Стучал Ратмир — громко и нагло, барабанил. Не дожидаясь ответа, толкал дверь — знали, что Лукашов один: мать ца неделю срочно уехала к своей одинокой сестре, которой сделали операцию.
Хозяйствовал Лукашов сам. Мать оставила денег из расчета рубль в день, десять по–тогдашнему, и немного продуктов. Раз в сутки, по пути из школы, заходил в столовую, деловито выбирал что подешевле, но калорийное (это мать так наказывала — «калорийное»: не компот, например, а молоко, не котлеты, в которых хлеб, а сардельку или рыбу). Завтракал и ужинал дома. Коронным блюдом была жареная картошка. Неправдоподобно, но она получалась у него лучше, чем у матери. Или так казалось ему, поскольку готовил сам? Чистил медленно, но очень аккуратно, стараясь потоньше срезать кожуру: картошки в тазу под кухонным столом оставалось не так уж много. Затем тщательно мыл в двух водах, нарезал тонкими ломтиками и жменями вываливал их на раскаленную сковородку. Картошка звонко шипела. Глотая слюну, осторожно помешивал румянящиеся дольки.

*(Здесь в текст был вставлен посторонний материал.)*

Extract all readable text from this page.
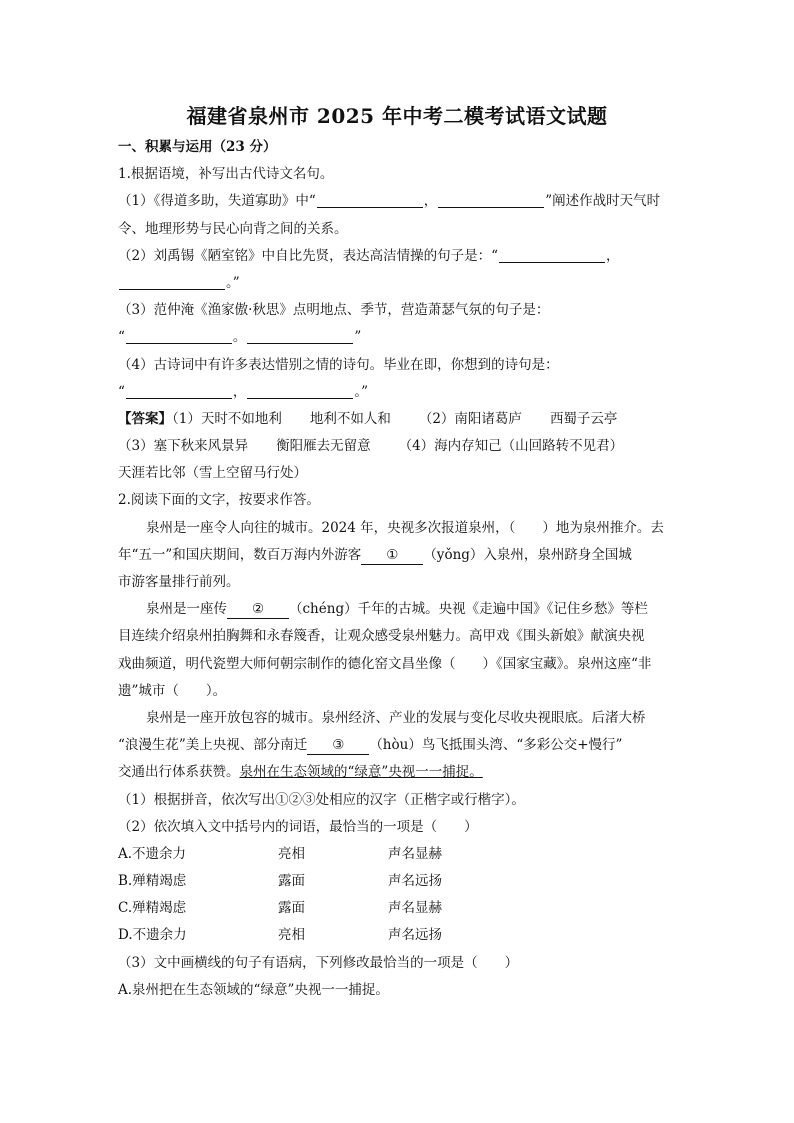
福建省泉州市 2025 年中考二模考试语文试题
一、积累与运用（23 分）
1.根据语境，补写出古代诗文名句。
（1）《得道多助，失道寡助》中“	，	”阐述作战时天气时
令、地理形势与民心向背之间的关系。
（2）刘禹锡《陋室铭》中自比先贤，表达高洁情操的句子是：“	，
。”
（3）范仲淹《渔家傲·秋思》点明地点、季节，营造萧瑟气氛的句子是：
“	。	”
（4）古诗词中有许多表达惜别之情的诗句。毕业在即，你想到的诗句是：
“	，	。”
【答案】（1）天时不如地利 地利不如人和 （2）南阳诸葛庐 西蜀子云亭
（3）塞下秋来风景异 衡阳雁去无留意 （4）海内存知己（山回路转不见君）
天涯若比邻（雪上空留马行处）
2.阅读下面的文字，按要求作答。
泉州是一座令人向往的城市。2024 年，央视多次报道泉州，（　　）地为泉州推介。去
年“五一”和国庆期间，数百万海内外游客 ① （yǒng）入泉州，泉州跻身全国城
市游客量排行前列。
泉州是一座传 ② （chéng）千年的古城。央视《走遍中国》《记住乡愁》等栏
目连续介绍泉州拍胸舞和永春篾香，让观众感受泉州魅力。高甲戏《围头新娘》献演央视
戏曲频道，明代瓷塑大师何朝宗制作的德化窑文昌坐像（　　）《国家宝藏》。泉州这座“非
遗”城市（　　）。
泉州是一座开放包容的城市。泉州经济、产业的发展与变化尽收央视眼底。后渚大桥
“浪漫生花”美上央视、部分南迁 ③ （hòu）鸟飞抵围头湾、“多彩公交+慢行”
交通出行体系获赞。泉州在生态领域的“绿意”央视一一捕捉。
（1）根据拼音，依次写出①②③处相应的汉字（正楷字或行楷字）。
（2）依次填入文中括号内的词语，最恰当的一项是（　　）
A.不遗余力	亮相	声名显赫
B.殚精竭虑	露面	声名远扬
C.殚精竭虑	露面	声名显赫
D.不遗余力	亮相	声名远扬
（3）文中画横线的句子有语病，下列修改最恰当的一项是（　　）
A.泉州把在生态领域的“绿意”央视一一捕捉。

Терпения требовал от мальчика этот сложный и непривычный ему технологический процесс: почистить (самое трудоемкое!), нарезать, вымыть, а затем бдительно следить, чтоб не подгорела. По примеру матери, накрывал сковороду крышкой: меньше масла уходило.
Но вот все готово, он медлит в предвкушении вкусной еды, режет хлеб, и в этот момент — бесцеремонный стук в дверь. Не успевает ответить, как на пороге возникают двое; Ратмир — первый. Не позже, не раньше, а тютелька в тютельку — будто на расстоянии чуяли аппетитный запах. Лукашов давал им по вилке, ставил сковороду посреди стола, снимал крышку. Оба бормотали что‑то, отказываясь, но в глаза ему не смотрели, неуклюже топтались и при всем своем внешнем различии становились вдруг фантастично друг на друга похожи; горбатый Ратмир, казалось, начинал хромать, а у Алёши вырастал горб.
Неуверенны и косноязычны были их целомудренные отказы: боялись — вдруг поверит, что они и впрямь сыты. Какое же трудное было время, ужасался теперь Лукашов, если из‑за ничтожной картошки разыгрывался такой спектакль — с недомолвками, с психологическими нюансами. И кем! — подростками, детьми. Моему сыну, думал Лукашов, этого не понять. И слава богу!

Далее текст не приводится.